Day 2 featured two compelling Birds of a Feather sessions: Disaggregated Tokenization: Building Toward Tokens-In-Tokens-Out LLM Inference with Maroon Ayoub, IBM Research; Hang Yin & Xi Ning Wang, Alibaba Cloud; Nili Guy, IBM; and Hyunkyun Moon, Moreh and NCCL in the Wild: Scaling Communications to Thousands of GPUs with Jeff Hammond, Gabrielle Talavera, Ke Wen, and Asma Farjallah, NVIDIA.

Attendees also had the opportunity to Meet the vLLM Maintainers (Tyler Michael Smith and Nicolo Lucchesi) and Meet the Ray Maintainers (Artur Niederfahrenhorst).

Community Expo and Networking

The Community Expo ran throughout both days, giving attendees the chance to explore demos, connect with project maintainers, and discover new tools in the ecosystem. Sponsor activities included a session on “Validating AI on CPUs: The vLLM 3-Phase Evaluation Framework” and “Lobster Trap: OpenClaw in Containers.”

Key Themes and Takeaways

The open source AI stack is maturing. With Helion and Safetensors joining as hosted-projects and ExecuTorch becoming part of PyTorch Core, the PyTorch ecosystem now covers an even wider range of the AI lifecycle.

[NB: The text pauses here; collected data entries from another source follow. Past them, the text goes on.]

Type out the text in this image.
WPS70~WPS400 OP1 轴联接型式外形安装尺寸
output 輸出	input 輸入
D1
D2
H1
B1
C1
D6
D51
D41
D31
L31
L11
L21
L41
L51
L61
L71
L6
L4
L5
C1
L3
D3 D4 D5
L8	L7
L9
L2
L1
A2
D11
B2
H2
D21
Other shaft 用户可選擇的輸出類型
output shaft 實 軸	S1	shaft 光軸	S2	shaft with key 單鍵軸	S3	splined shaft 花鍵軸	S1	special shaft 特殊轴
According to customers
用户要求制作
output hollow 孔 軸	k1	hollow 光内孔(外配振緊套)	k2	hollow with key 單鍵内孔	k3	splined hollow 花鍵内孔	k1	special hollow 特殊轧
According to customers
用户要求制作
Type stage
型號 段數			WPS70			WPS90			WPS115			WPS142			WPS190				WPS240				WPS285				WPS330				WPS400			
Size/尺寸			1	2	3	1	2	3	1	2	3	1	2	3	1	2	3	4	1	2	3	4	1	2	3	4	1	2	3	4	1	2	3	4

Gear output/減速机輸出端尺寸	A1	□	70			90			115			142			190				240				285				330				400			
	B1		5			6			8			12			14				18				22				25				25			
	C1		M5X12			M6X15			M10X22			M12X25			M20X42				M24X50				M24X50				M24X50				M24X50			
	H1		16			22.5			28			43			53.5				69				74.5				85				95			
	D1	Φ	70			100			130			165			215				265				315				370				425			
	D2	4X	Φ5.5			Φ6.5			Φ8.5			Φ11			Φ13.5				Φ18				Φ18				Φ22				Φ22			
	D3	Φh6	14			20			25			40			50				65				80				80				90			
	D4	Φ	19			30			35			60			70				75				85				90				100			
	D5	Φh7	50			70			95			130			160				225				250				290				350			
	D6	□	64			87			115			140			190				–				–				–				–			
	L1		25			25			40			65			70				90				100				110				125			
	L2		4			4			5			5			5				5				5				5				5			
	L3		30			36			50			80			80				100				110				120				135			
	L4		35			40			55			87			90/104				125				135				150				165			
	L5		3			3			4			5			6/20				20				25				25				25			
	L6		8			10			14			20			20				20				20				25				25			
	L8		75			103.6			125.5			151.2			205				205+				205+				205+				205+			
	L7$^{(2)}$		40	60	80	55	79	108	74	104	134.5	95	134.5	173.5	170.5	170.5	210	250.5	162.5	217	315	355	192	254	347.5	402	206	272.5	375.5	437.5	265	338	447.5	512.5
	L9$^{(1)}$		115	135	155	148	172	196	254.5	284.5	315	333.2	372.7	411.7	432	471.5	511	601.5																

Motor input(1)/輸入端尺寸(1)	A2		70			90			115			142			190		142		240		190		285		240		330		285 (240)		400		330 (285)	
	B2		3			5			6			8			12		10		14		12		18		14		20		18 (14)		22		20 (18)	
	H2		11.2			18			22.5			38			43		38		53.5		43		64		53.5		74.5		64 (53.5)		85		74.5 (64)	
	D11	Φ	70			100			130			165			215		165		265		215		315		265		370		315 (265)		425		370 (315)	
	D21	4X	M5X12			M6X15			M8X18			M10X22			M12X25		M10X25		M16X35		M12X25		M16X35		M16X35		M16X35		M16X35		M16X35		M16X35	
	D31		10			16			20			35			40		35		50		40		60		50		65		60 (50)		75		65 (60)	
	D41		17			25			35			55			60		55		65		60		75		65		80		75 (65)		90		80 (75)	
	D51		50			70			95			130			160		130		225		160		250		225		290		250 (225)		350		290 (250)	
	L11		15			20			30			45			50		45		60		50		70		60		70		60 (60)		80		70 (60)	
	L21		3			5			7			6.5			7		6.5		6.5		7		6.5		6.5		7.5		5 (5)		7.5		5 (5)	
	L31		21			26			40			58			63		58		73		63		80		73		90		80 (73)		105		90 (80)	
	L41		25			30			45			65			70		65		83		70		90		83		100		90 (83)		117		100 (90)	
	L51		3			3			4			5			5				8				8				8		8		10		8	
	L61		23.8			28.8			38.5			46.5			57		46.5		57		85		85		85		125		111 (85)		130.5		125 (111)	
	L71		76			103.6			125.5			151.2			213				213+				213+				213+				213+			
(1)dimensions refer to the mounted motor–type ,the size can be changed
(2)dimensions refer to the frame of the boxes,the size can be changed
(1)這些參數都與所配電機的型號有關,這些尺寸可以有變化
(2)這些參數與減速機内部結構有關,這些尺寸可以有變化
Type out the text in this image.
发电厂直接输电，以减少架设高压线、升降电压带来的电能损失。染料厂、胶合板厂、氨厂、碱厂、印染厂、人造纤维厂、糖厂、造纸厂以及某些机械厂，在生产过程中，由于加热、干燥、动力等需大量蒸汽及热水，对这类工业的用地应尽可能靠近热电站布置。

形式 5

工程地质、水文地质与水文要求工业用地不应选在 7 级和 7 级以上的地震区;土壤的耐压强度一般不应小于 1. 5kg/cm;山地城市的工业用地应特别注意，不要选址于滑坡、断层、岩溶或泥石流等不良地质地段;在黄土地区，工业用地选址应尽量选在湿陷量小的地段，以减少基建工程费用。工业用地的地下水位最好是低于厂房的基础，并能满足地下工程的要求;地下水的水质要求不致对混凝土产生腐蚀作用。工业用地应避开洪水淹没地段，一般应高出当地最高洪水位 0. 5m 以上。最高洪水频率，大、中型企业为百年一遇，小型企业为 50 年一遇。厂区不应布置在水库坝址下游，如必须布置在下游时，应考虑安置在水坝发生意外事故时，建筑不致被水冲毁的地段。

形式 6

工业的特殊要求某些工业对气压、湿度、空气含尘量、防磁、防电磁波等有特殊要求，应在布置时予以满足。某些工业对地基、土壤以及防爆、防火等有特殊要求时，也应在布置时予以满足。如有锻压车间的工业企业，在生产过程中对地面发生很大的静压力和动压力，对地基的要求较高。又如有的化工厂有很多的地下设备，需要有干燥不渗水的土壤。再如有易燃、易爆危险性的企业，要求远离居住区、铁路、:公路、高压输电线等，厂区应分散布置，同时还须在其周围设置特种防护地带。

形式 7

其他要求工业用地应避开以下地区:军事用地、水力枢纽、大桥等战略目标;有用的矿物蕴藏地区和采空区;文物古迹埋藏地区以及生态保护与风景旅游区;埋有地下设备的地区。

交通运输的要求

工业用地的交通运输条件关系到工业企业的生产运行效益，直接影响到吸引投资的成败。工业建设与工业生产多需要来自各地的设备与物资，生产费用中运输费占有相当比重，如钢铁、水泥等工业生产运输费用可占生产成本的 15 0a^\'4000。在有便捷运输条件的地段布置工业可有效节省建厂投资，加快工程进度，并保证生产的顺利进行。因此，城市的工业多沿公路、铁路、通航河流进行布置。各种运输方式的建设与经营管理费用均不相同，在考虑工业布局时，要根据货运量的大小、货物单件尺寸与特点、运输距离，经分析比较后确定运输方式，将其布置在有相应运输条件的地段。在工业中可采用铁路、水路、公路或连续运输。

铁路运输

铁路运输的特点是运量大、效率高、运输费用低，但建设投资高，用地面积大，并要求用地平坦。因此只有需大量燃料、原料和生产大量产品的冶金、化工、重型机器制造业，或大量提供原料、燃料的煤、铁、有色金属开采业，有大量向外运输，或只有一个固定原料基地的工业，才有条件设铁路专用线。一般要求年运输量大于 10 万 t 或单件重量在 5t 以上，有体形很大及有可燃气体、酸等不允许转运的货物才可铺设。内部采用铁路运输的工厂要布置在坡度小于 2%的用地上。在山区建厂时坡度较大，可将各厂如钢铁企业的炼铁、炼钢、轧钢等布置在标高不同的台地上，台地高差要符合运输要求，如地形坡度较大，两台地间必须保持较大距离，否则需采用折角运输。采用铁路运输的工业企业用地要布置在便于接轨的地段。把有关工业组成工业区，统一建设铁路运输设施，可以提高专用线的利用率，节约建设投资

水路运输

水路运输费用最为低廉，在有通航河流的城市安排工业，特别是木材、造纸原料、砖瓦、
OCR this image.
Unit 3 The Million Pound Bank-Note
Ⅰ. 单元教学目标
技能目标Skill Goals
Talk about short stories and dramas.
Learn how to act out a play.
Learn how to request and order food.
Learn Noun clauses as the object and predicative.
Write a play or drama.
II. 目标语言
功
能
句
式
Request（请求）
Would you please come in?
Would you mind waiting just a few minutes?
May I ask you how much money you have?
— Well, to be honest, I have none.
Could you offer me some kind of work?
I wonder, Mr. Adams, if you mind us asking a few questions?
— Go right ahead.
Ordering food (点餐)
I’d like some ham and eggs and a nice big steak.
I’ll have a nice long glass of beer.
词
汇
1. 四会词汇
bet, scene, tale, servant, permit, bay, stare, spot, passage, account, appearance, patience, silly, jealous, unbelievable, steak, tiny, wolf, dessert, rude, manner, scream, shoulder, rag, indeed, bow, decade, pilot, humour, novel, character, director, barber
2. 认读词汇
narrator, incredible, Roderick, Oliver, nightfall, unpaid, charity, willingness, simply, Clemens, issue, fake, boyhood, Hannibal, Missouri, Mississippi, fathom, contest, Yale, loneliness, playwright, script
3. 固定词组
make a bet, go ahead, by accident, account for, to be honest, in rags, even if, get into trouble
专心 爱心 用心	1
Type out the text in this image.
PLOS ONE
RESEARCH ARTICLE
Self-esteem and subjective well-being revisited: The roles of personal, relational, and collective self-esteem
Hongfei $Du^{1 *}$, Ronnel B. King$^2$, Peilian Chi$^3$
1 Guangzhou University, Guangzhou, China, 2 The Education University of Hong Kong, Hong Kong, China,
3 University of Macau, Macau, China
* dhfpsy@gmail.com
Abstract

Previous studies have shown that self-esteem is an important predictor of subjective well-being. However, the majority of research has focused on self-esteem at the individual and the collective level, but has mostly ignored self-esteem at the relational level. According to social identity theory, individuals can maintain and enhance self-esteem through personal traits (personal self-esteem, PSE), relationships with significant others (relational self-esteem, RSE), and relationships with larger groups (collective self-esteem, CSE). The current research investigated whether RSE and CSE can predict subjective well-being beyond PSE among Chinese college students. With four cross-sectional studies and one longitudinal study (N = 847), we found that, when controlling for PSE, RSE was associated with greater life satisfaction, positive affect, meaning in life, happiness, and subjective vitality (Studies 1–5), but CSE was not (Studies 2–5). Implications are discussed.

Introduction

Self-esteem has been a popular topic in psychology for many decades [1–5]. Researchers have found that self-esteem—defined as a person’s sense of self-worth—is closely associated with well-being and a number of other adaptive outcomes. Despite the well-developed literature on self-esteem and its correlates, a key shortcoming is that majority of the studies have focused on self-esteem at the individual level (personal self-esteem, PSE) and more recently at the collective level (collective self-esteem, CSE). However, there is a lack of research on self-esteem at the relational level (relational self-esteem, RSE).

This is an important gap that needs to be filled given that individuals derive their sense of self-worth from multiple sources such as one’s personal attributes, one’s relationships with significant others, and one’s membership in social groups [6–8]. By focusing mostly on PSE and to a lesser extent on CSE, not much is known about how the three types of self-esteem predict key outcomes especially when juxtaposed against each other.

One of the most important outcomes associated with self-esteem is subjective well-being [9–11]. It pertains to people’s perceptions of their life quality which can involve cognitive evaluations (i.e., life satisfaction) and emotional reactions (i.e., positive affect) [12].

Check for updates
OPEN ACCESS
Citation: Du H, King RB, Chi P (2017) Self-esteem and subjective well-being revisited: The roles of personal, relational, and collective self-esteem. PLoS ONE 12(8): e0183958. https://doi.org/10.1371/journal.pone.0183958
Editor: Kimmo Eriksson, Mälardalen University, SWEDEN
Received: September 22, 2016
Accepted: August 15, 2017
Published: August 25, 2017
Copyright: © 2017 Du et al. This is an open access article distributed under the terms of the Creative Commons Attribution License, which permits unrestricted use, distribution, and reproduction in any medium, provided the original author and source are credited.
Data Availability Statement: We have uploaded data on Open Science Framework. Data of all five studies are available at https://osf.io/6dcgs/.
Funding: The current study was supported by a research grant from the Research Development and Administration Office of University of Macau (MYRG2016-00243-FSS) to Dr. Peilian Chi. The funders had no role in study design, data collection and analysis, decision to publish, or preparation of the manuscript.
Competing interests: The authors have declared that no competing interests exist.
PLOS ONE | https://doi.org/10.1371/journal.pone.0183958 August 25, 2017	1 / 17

From secure model distribution to edge deployment to high-performance kernel authoring, these projects fill critical gaps.

Inference is the new frontier. A large share of sessions focused on production deployment, from vLLM and LLM serving optimizations to ExecuTorch on microcontrollers and in-browser inference with Transformers.js. The community is clearly moving beyond training and into making models work in the real world.

Agentic AI demands new infrastructure. Several sessions tackled the unique challenges of agentic systems, including rethinking Identity and Access Management (IAM), building trust through evaluation, and securing agentic pipelines. This is a space to watch.

Europe is stepping up. From EU AI Act compliance sessions to talks on data sovereignty and cloud migration, the conference reflected Europe’s growing role in shaping responsible AI development. The inaugural European conference was a milestone for the global community.

Hardware diversity is expanding. Sessions covered AMD ROCm, Arm SME2, Google TPUs, NVIDIA Blackwell, RISC-V, NXP microcontrollers, Qualcomm QNN, and Intel OpenVINO. PyTorch’s hardware portability story has never been stronger.

Thank You, Paris

PyTorch Conference Europe 2026 was a landmark event for the community. To every sponsor, speaker, poster presenter, and attendee who joined us in Paris: thank you. The energy, the technical depth, and the spirit of open collaboration were truly remarkable. Hats of to the PyTorchCon Europe Program Chairs: Alban Desmaison, Lysandre Debut, and Luca Antiga and the full Program Committee for putting together a successful event!

All session recordings will be available on the PyTorch YouTube Channel. Browse the full photo album from the event on Flickr.

See you at our next PyTorch Conferences including PyTorch Conference China – September 8-9 in Shanghai, China and PyTorch Conference North America – October 20-21 in San Jose, CA later this year.